Rantauprapat-Intipnews.com:Rektor Universitas Labuhanbatu (ULB), Ade Parlaungan Nasution, Ph.D., menerima mandat sebagai salah satu Presidium Majelis Wilayah Korps Alumni Himpunan Mahasiswa Islam (MW KAHMI) Provinsi Sumatera Utara periode 2026–2031.
Melalui keterangan tertulis dengan tema “Penerimaan Mandat dan Komitmen Kepemimpinan” yang diterima wartawan, Selasa (19/5/26) malam, Ade Parlaungan (Foto) menyampaikan rasa terima kasih kepada
pimpinan sidang, presidium terpilih, peserta, dan panitia Musyawarah Wilayah VII KAHMI Sumatera Utara, serta para pendahulu, senior, dan tokoh yang telah mempercayakan satu mandat kepemimpinan MW KAHMI Sumut kepadanya.
“Saya juga menyampaikan penghargaan kepada saudara Sugiat Santoso, rekan sejawat yang telah melalui proses pemilihan dan dipercaya sebagai salah satu presidium terpilih. Pengunduran diri yang dilakukan beliau merupakan keputusan pribadi dan profesional, dan KAHMI sebagai organisasi menghormati proses tersebut dengan tetap menjaga keutuhan, kedewasaan berorganisasi, serta tata cara yang telah disepakati,”katanya.
Ade menambahkan, sebagai peraih suara terbanyak berikutnya, ia menerima penugasan sebagai salah satu
Presidium MW KAHMI Sumatera Utara periode 2026–2031, dengan penuh rasa tanggung jawab.
“Saya tidak melihat ini sebagai kemenangan pribadi, tetapi sebagai amanah kolektif yang harus diemban dengan jujur, terbuka, dan selalu berpijak pada kepentingan kebersamaan KAHMI dan masyarakat Sumatera Utara,”ujarnya menambahkan.
Lebih lanjut, Ade menegaskan tiga poin utama kepemimpinannya sebagai salah satu presidium MW KAHMI Sumut. Pertama : kesinambungan dan stabilitas organisasi. yakni memastikan
agenda Muswil VII akan tetap berjalan, kaderisasi, penelitian, dan pengabdian masyarakat tidak akan terputus.

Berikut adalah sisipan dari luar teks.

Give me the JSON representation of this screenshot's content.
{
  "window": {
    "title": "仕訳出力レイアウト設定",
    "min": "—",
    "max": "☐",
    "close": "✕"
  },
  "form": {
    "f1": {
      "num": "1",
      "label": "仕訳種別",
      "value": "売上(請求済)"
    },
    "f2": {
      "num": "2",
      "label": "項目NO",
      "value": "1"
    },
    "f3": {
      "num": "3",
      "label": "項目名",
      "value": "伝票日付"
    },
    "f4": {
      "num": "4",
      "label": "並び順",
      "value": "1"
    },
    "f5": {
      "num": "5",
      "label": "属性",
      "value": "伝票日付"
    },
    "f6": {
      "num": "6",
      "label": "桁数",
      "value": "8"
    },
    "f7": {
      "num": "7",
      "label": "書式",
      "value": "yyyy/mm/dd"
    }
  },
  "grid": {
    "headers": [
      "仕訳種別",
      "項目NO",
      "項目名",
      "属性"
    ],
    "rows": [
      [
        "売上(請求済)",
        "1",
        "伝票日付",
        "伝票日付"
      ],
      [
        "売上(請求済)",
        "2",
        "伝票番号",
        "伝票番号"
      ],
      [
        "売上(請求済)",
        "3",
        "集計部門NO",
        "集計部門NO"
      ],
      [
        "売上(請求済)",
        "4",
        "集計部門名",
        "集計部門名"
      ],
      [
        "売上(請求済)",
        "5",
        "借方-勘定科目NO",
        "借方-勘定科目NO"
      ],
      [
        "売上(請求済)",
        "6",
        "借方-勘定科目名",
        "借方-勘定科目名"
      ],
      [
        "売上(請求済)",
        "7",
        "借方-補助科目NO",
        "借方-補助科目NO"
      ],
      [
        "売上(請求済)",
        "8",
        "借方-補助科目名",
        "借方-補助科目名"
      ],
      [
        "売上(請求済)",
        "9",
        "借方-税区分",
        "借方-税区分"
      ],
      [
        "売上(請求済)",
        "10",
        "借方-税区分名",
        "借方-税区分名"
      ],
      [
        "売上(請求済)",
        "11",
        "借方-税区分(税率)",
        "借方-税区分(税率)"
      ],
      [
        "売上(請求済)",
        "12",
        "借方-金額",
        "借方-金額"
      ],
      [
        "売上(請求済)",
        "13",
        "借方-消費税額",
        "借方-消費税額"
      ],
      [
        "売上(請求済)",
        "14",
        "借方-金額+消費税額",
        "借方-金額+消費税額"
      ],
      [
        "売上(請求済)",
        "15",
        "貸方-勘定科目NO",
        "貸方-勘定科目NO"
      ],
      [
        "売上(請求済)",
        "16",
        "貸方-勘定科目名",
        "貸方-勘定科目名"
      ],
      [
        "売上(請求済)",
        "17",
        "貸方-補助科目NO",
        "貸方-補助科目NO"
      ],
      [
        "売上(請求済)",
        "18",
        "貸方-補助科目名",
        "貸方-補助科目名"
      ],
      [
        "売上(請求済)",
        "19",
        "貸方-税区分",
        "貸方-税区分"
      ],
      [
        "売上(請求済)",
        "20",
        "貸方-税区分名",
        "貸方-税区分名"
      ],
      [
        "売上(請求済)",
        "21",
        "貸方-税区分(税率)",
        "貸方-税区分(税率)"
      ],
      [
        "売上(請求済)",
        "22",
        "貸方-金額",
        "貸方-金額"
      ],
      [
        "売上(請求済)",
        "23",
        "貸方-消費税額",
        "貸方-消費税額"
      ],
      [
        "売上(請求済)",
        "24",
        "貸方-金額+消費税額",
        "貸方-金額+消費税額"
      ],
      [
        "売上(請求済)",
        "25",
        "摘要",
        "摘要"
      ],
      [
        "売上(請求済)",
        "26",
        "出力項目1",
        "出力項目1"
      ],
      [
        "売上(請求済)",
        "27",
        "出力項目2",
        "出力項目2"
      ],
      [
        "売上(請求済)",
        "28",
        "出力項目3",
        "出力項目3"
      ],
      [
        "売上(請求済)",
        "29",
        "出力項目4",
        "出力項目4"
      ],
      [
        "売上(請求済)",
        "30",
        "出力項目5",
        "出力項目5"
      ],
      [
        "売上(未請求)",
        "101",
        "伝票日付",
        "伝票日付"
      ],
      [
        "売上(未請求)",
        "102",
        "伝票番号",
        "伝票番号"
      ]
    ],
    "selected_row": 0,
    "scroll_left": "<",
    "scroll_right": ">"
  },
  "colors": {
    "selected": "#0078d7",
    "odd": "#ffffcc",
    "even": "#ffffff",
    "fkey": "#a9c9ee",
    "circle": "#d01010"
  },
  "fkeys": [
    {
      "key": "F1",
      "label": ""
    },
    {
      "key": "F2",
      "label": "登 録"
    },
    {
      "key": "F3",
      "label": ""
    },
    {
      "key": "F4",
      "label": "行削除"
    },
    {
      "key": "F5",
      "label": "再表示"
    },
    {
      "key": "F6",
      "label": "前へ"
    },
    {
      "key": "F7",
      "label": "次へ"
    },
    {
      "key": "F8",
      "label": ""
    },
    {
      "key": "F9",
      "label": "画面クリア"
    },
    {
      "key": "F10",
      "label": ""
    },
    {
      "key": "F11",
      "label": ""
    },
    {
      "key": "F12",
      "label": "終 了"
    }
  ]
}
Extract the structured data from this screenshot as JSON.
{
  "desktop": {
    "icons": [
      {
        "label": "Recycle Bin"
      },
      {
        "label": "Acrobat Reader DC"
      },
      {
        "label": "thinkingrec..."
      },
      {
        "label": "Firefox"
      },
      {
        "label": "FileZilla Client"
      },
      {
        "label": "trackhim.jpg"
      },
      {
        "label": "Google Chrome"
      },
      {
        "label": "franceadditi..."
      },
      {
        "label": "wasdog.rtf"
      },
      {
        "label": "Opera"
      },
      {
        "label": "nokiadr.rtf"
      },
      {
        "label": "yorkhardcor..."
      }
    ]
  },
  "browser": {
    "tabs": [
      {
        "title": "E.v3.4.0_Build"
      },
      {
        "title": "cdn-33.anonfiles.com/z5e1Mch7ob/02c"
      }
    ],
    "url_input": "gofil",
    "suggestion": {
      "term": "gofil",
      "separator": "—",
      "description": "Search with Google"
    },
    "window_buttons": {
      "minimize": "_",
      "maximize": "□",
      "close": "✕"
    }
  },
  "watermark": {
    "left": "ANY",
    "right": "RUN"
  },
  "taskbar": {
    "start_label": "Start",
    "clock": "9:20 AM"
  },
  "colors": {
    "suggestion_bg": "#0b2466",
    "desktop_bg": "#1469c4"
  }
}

“Kepemimpinan akan fokus menjaga kekompakan presidium terpilih, menjaga komunikasi intensif dengan seluruh pengurus MW KAHMI, serta menuntaskan amanat Muswil dengan transparan”jelasnya.
Kedua : Kolaborasi dan keterbukaan, dimana KAHMI tidak berdiri sendiri dan akan terus membangun sinergi dengan pemerintah daerah, tokoh masyarakat, lembaga keagamaan, dan seluruh elemen bangsa yang ingin bersama‑sama
membangun Sumatera Utara yang lebih adil, berkelanjutan, dan berakhlak mulia.
“Kami juga membuka ruang dialog dengan pers, akademisi, dan pegiat sosial untuk saling mengkritisi dan menguatkan, ”paparnya.
Ketiga : kontrol dan akuntabilitas, yaitu berusaha menjaga sikap rendah hati, dekat dengan kader, serta transparan dalam pengelolaan sumber daya organisasi.
“Kami membuka diri untuk dikontrol dan dikritik, karena bagi KAHMI, kritik yang konstruktif adalah bagian dari proses pembelajaran dan perbaikan,”tuturnya.
Menutup keterangannya, Ade mengajak untuk menjaga semangat kebersamaan, kejujuran, dan keikhlasan. “Kita semua bukanlah pemilik KAHMI, tetapi amanah yang sedang meminjam nama dan kepercayaan organisasi untuk mengabdi,” tandasnya. (Itp AAT).